Kleber Sales/C.B/DA Press

Ficar doente durante uma viagem é desagradável, mas ninguém está livre desse infortúnio. Fora do Brasil, cada sistema de saúde tem suas próprias regras. Cidadãos estrangeiros nem sequer têm assistência médica gratuita em alguns países — principalmente os que não têm hospitais públicos.

 

Reino Unido, Canadá, Austrália, França e Suécia integram, junto com o Brasil, o pequeno grupo com sistema de saúde público e gratuito.
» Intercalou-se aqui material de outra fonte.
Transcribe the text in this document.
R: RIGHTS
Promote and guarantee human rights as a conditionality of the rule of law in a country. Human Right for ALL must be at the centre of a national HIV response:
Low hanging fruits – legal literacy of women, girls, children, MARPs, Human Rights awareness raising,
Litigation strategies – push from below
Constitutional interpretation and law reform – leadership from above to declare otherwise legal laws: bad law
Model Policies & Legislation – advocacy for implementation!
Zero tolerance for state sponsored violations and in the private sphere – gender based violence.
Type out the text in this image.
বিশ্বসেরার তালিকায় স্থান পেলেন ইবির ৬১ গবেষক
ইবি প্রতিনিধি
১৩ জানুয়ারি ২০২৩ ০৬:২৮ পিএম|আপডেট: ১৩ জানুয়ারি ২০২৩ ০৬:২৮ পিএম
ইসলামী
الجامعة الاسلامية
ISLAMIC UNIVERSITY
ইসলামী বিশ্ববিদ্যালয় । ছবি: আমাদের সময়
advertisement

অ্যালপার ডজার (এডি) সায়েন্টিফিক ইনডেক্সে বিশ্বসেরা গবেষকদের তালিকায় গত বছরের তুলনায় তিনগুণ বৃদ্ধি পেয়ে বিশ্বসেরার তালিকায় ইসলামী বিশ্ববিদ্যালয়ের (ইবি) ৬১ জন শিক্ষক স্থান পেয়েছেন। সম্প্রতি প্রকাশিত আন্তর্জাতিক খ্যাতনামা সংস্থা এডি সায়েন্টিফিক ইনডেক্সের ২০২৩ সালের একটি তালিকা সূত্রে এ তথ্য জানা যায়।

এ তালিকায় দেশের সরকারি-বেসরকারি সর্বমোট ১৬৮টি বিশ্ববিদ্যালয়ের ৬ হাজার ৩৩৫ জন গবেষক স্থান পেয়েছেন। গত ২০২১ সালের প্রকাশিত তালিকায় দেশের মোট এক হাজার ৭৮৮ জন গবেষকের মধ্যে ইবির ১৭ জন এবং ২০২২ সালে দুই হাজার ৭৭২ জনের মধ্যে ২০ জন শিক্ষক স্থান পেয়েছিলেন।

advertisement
Alguns acordos internacionais permitem o atendimento sem custo, mas onde a diplomacia não deixa a conta mais barata, há outras soluções.

 

Tomar vacinas, para prevenir, e contratar um seguro de viagem, para remediar, são recomendações do Ministério das Relações Exteriores para quem vai cruzar a fronteira. Informar-se sobre os surtos de doenças infecciosas no exterior no site da Organização Mundial da Saúde (OMS) é outra dica valiosa para quem vai a locais de risco.

 

De graça

A rede pública é realidade em apenas seis países, mas há alternativas para ser atendido de graça em Cabo Verde, Itália e Portugal. Brasileiros podem usar os hospitais desses países — e os estrangeiros, os hospitais do Brasil —, graças a acordos recíprocos.

 

Em viagens de turismo, estudo ou trabalho, é possível obter receitas médicas, pedidos de exames e internações sem desembolsar nada. Basta ter um Certificado de Direito a Assistência Médica, emitido pelo Ministério da Saúde. Nos dois primeiros países, é necessário comprovar vínculo com o INSS. Saiba mais no site www.sna.saude.gov.br/cdam.

 

Custos reduzidos

Em países onde não há hospitais públicos, o viajante é quem paga pelos serviços médicos. No site do Ministério das Relações Exteriores, há uma lista de hospitais, clínicas e profissionais — alguns brasileiros — que atendem viajantes do Brasil por um preço mais em conta ou sem cobrar nada.

 

Nos Estados Unidos, a oferta é alta: ao menos um médico em cada estado. Há opções no mundo todo. Confira mais informações na internet: www.brasileirosnomundo.itamaraty.gov.br/temas-sociais/servico-de-saude-no-exterior.

 

Arquivo Pessoal

Seguro-saúde

Ao viajar para fora do país, seja qual for, é recomendado contratar um seguro. A maioria funciona assim: o viajante arca com as despesas e depois é reembolsado. A estudante Juliana de Araújo Vaz, 16 anos, ficou doente em uma viagem à Europa em 2013 e recorreu ao serviço. Depois de ter uma convulsão em um hotel em Berlim, Alemanha, teve de ser internada por 10 dias. Os pais pagaram a conta do hospital e foram reembolsados no Brasil.

 

“O seguro é uma coisa muito útil, desde uma gripe a um acidente grave. Se não fosse por isso, não estaria aqui hoje”, avalia. “A excursão continuou e meus pais e minha irmã se revezaram para cuidar de mim e conhecer a cidade”. Depois de melhorar, a jovem seguiu viagem com a família. Eles passaram pela França, por Portugal, Bélgica e Alemanha.

 

Urgências

Acidentes graves e hospitalizações de brasileiros são considerados emergências e devem ser comunicados ao Itamaraty. Cada país tem um telefone específico para receber as notificações. Informe-se: www.portalconsular.itamaraty.gov.br/no-exterior/plantao-consular.